Ils rajustent leur accoutrement, lui d’un geste irrité, elle en gloussant sous son masque. Mohsen perçoit le rire étouffé de son épouse. Il grogne un instant puis, apaisé par la bonne humeur de Zunaira, il pouffe à son tour. Aussitôt, une trique s’abat sur son épaule :
— Vous vous croyez au cirque ? lui crie un taliban en exorbitant des yeux laiteux dans son visage brûlé par les canicules.
Mohsen tente de protester. La trique pirouette dans l’air et l’atteint au visage.
— On ne rit pas dans la rue, insiste le sbire. S’il vous reste un soupçon de pudeur, rentrez chez vous et enfermez-vous à double tour.
Mohsen frémit de colère, une main sur sa joue.
— Qu’est-ce qu’il y a ? le nargue le taliban. Tu veux me crever les yeux ? Vas-y, montre voir ce que tu as dans le ventre, face de fille !
— Allons-nous-en, supplie Zunaira en tirant son époux par le bras.

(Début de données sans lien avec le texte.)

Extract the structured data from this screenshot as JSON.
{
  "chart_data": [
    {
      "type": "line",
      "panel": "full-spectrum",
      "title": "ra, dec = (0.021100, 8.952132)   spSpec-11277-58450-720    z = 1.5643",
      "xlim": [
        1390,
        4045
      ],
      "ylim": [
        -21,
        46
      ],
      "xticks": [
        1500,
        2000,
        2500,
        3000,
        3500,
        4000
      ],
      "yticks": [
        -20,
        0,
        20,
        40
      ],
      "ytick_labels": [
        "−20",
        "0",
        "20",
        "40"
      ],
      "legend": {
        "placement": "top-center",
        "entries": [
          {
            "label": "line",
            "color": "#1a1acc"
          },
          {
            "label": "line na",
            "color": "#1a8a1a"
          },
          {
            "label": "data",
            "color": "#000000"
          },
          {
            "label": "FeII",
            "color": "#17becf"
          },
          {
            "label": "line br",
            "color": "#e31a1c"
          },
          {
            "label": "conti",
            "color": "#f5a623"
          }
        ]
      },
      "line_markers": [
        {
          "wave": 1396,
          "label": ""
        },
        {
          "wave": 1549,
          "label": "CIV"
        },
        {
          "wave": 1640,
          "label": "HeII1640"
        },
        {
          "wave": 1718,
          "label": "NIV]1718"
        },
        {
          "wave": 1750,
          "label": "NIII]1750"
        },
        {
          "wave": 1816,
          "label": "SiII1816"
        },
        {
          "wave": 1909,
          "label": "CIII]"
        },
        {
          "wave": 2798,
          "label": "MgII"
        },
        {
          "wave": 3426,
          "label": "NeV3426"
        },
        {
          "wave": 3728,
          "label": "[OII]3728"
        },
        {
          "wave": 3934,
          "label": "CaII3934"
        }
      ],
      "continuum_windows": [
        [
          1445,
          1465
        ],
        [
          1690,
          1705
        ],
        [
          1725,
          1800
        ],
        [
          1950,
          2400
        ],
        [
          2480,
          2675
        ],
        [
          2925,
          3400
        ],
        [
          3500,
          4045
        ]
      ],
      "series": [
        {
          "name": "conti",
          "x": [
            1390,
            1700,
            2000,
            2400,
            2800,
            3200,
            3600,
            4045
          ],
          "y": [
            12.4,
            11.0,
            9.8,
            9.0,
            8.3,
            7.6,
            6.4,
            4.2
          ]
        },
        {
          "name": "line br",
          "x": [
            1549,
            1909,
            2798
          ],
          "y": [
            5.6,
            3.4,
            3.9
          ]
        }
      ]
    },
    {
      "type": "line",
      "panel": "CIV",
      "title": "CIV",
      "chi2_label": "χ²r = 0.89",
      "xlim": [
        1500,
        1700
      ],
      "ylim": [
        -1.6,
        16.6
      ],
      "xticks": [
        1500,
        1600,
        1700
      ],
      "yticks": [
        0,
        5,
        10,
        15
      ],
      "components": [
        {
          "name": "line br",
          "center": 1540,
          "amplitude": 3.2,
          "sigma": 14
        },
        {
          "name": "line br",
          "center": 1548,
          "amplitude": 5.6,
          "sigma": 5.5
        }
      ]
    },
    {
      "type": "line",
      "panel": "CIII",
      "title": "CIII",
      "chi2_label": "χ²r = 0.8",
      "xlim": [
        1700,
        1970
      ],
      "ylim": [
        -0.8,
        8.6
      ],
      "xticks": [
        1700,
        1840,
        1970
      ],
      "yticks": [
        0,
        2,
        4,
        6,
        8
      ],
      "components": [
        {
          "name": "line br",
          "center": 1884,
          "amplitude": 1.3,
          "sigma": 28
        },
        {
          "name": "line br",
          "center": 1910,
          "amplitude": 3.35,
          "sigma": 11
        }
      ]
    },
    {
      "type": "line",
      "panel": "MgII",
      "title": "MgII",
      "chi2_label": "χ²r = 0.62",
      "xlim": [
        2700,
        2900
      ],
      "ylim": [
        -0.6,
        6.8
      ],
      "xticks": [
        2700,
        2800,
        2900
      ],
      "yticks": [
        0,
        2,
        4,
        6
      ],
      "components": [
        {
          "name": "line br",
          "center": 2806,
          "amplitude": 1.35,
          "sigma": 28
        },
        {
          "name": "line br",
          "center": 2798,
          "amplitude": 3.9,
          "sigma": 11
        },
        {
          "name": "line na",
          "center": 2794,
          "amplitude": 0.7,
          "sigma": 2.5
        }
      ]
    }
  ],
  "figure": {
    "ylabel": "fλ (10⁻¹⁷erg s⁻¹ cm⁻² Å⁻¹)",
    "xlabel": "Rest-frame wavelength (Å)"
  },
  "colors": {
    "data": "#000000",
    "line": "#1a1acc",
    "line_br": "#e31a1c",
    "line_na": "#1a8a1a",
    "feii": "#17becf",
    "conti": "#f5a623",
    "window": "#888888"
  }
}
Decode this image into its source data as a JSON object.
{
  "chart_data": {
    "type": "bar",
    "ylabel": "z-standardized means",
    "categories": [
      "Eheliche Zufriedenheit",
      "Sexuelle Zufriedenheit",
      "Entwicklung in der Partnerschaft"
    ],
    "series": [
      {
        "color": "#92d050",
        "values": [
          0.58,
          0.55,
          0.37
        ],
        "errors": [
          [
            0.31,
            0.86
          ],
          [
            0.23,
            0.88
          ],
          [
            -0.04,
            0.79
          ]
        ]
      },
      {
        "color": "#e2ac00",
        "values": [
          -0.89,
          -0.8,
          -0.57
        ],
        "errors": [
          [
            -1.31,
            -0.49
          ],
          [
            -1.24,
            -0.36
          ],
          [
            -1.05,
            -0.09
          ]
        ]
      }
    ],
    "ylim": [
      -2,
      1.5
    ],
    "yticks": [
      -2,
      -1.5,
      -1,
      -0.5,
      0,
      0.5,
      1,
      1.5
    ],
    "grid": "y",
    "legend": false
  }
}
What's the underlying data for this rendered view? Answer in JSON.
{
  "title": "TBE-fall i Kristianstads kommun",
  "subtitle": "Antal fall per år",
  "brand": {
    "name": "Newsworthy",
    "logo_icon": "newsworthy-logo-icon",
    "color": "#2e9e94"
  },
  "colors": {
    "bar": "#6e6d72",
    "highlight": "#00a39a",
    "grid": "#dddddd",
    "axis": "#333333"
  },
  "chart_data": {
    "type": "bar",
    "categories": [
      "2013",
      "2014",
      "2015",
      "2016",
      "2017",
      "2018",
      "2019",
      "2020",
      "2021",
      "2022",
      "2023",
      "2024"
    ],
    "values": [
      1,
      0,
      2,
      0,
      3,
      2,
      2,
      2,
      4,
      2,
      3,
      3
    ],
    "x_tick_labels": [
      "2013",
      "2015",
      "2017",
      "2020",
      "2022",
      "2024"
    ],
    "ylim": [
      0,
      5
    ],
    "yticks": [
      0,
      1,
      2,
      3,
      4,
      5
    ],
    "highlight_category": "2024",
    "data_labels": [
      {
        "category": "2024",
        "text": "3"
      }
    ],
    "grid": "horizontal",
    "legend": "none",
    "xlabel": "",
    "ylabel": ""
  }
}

— Ne le touche pas, toi ; reste à ta place, lui hurle le sbire en lui cinglant la hanche. Et ne parle pas en présence d’un étranger.
Attiré par l’altercation, un groupe de sbires s’approche, la cravache en évidence. Le plus grand lisse sa barbe d’un air narquois et demande à son collègue :
— Des problèmes ?
— Ils se croient au cirque.
Le grand dévisage Mohsen.
— Qui est cette femme ?
— Mon épouse.
— Eh bien, conduis-toi en homme. Apprends-lui à se tenir à l’écart quand tu discutes avec une tierce personne. Où tu vas comme ça ?
— J’emmène mon épouse chez ses parents, ment Mohsen.
Le sbire le toise intensément. Zunaira sent ses jambes sur le point de se dérober. Une peur panique s’empare d’elle. En son for intérieur, elle supplie son mari de garder son sang-froid.
— Tu la conduiras plus tard, décide le sbire. Pour l’instant, tu vas rejoindre les fidèles, dans la mosquée, là-bas. Le mollah Bashir va prêcher dans moins d’un quart d’heure.
— Je vous dis que je dois raccompagner…
Deux cravaches l’interrompent. Il les reçoit sur l’épaule, toutes les deux en même temps.
— Je te dis que le mollah Bashir va prêcher dans dix minutes… et tu me parles de raccompagner ta femme chez ses parents. Non, mais qu’est-ce que tu as à l’intérieur de ta boîte crânienne ? Dois-je comprendre que tu accordes plus d’importance à une visite familiale qu’au prêche de l’un de nos plus éminents érudits ?
Du bout de son martinet, il lui soulève le menton de façon à coincer son regard, le repousse avec dédain.
— Ton épouse va t’attendre ici, au pied de ce mur, en retrait. Tu la raccompagneras plus tard.
Mohsen lève les mains en signe de reddition et, après une œillade furtive en direction de sa femme, se dirige sur un édifice badigeonné de vert et de blanc autour duquel d’autres miliciens interceptent les passants pour les obliger à assister à l’intervention du mollah Bashir.